Launched last year to coincide with the 400th anniversary of the arrival of African slaves on America's shores, the New York Times 1619 Project would place the consequences of slavery and the contributions of African-Americans at the centre of US history.
Senator Cotton wants to withhold federal tax money from an elementary and secondary school curriculum promoted by the project.
Criticism of Senator Cotton's remarks was swift.
"If chattel slavery — heritable, generational, permanent, race-based slavery where it was legal to rape, torture, and sell human beings for profit — were a 'necessary evil' as @TomCottonAR says, it's hard to imagine what cannot be justified if it is a means to an end," tweeted Nikole Hannah-Jones, a Pulitzer Prize-winning journalist who launched the 1619 Project.
Robert Reich, who was US Labor secretary under former President Bill Clinton, sought to tie Senator Cotton's remarks to the 2020 election battle for control of the Senate.
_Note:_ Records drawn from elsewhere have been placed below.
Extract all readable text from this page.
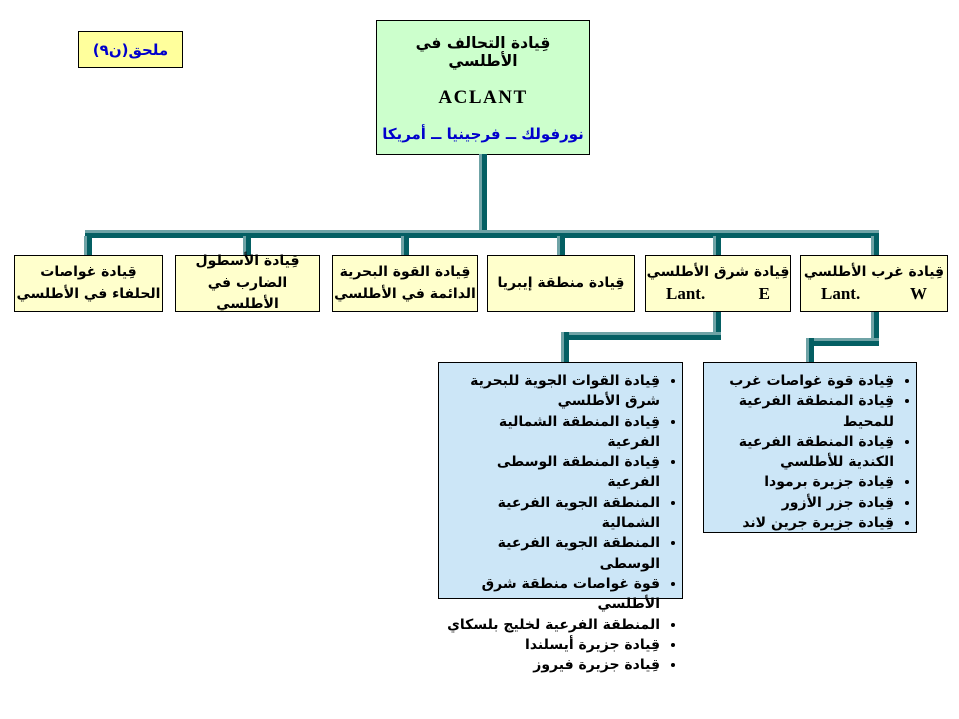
ملحق(ن٩)	قِيادة التحالف في الأطلسي
ACLANT
نورفولك ــ فرجينيا ــ أمريكا
قِيادة غواصات
الحلفاء في الأطلسي
قِيادة الأسطول
الضارب في الأطلسي
قِيادة القوة البحرية
الدائمة في الأطلسي
قِيادة منطقة إيبريا
قِيادة شرق الأطلسي
Lant.	E
قِيادة غرب الأطلسي
Lant.	W
• قِيادة القوات الجوية للبحرية شرق الأطلسي
• قِيادة المنطقة الشمالية الفرعية
• قِيادة المنطقة الوسطى الفرعية
• المنطقة الجوية الفرعية الشمالية
• المنطقة الجوية الفرعية الوسطى
• قوة غواصات منطقة شرق الأطلسي
• المنطقة الفرعية لخليج بلسكاي
• قِيادة جزيرة أيسلندا
• قِيادة جزيرة فيروز
• قِيادة قوة غواصات غرب
• قِيادة المنطقة الفرعية للمحيط
• قِيادة المنطقة الفرعية الكندية للأطلسي
• قِيادة جزيرة برمودا
• قِيادة جزر الأزور
• قِيادة جزيرة جرين لاند
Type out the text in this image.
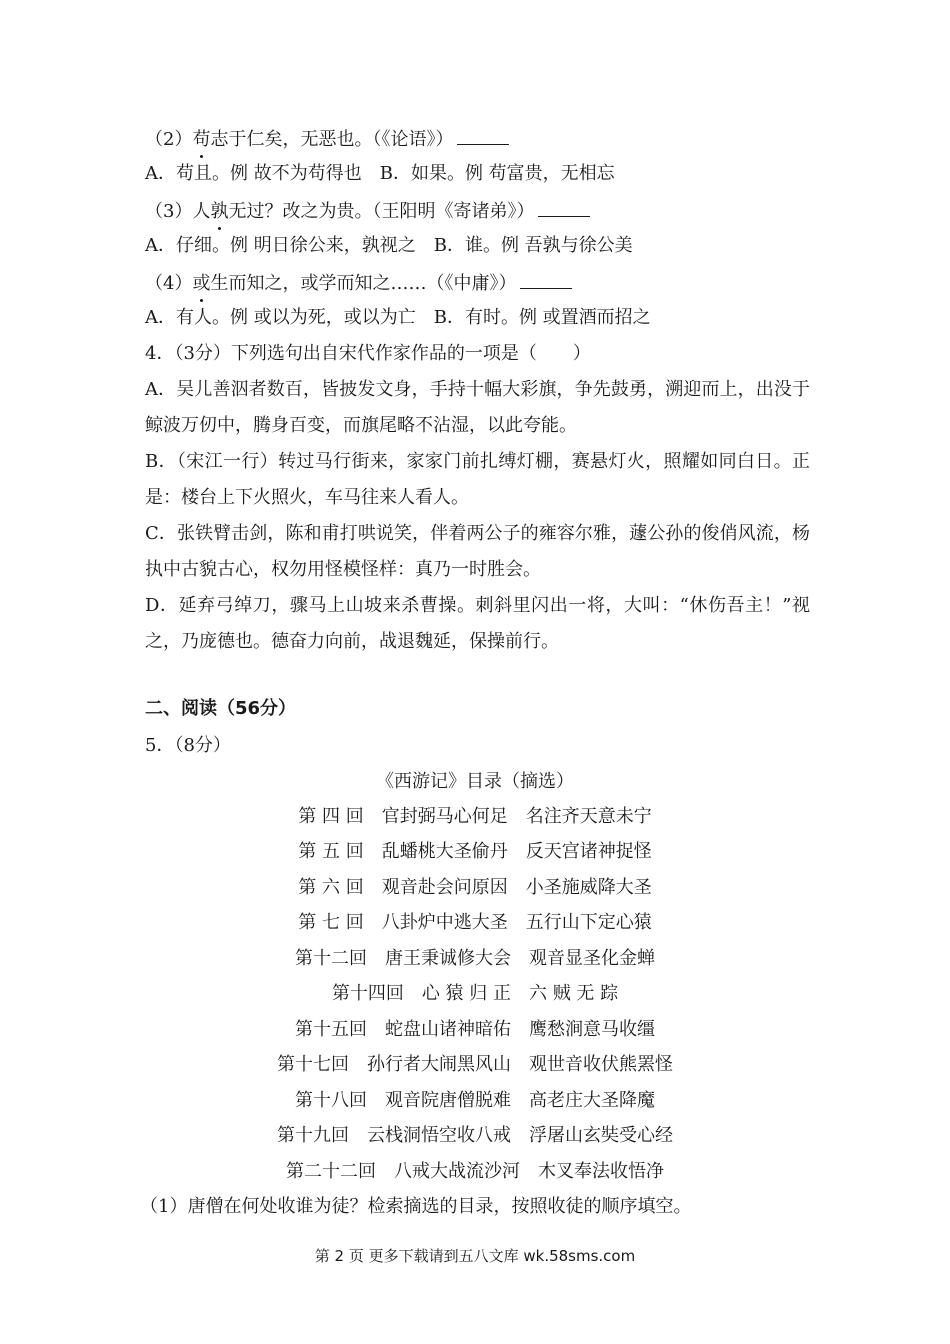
（2）苟志于仁矣，无恶也。（《论语》）
A．苟且。例 故不为苟得也　B．如果。例 苟富贵，无相忘
（3）人孰无过？改之为贵。（王阳明《寄诸弟》）
A．仔细。例 明日徐公来，孰视之　B．谁。例 吾孰与徐公美
（4）或生而知之，或学而知之……（《中庸》）
A．有人。例 或以为死，或以为亡　B．有时。例 或置酒而招之
4．（3分）下列选句出自宋代作家作品的一项是（　　）
A．吴儿善泅者数百，皆披发文身，手持十幅大彩旗，争先鼓勇，溯迎而上，出没于鲸波万仞中，腾身百变，而旗尾略不沾湿，以此夸能。
B．（宋江一行）转过马行街来，家家门前扎缚灯棚，赛悬灯火，照耀如同白日。正是：楼台上下火照火，车马往来人看人。
C．张铁臂击剑，陈和甫打哄说笑，伴着两公子的雍容尔雅，蘧公孙的俊俏风流，杨执中古貌古心，权勿用怪模怪样：真乃一时胜会。
D．延弃弓绰刀，骤马上山坡来杀曹操。刺斜里闪出一将，大叫：“休伤吾主！”视之，乃庞德也。德奋力向前，战退魏延，保操前行。
二、阅读（56分）
5．（8分）
《西游记》目录（摘选）
第 四 回　官封弼马心何足　名注齐天意未宁
第 五 回　乱蟠桃大圣偷丹　反天宫诸神捉怪
第 六 回　观音赴会问原因　小圣施威降大圣
第 七 回　八卦炉中逃大圣　五行山下定心猿
第十二回　唐王秉诚修大会　观音显圣化金蝉
第十四回　心 猿 归 正　六 贼 无 踪
第十五回　蛇盘山诸神暗佑　鹰愁涧意马收缰
第十七回　孙行者大闹黑风山　观世音收伏熊罴怪
第十八回　观音院唐僧脱难　高老庄大圣降魔
第十九回　云栈洞悟空收八戒　浮屠山玄奘受心经
第二十二回　八戒大战流沙河　木叉奉法收悟净
（1）唐僧在何处收谁为徒？检索摘选的目录，按照收徒的顺序填空。
第 2 页 更多下载请到五八文库 wk.58sms.com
"This, my friends, is today's GOP. Make sure they lose control of the Senate on 3 November. In fact, make sure they lose control of everything. They've lost the right to govern," Mr Reich said on Twitter.
But the Arkansas Republican, who is running for reelection this year, dismissed news coverage that he had described slavery as a necessary evil.
"This is the definition of fake news," Senator Cotton wrote on Twitter. "I said that *the Founders viewed slavery as a necessary evil*."
In response, Ms Hannah-Jones tweeted: "You said, quote: 'As the Founding Fathers said, it was the necessary evil upon which the union was built.' That 'as' denotes agreement."
The New York Times came under criticism earlier this year for publishing a column by Senator Cotton urging the federal government to use the military to put down street protests over police violence and racial injustice that led to the opinion editor's resignation.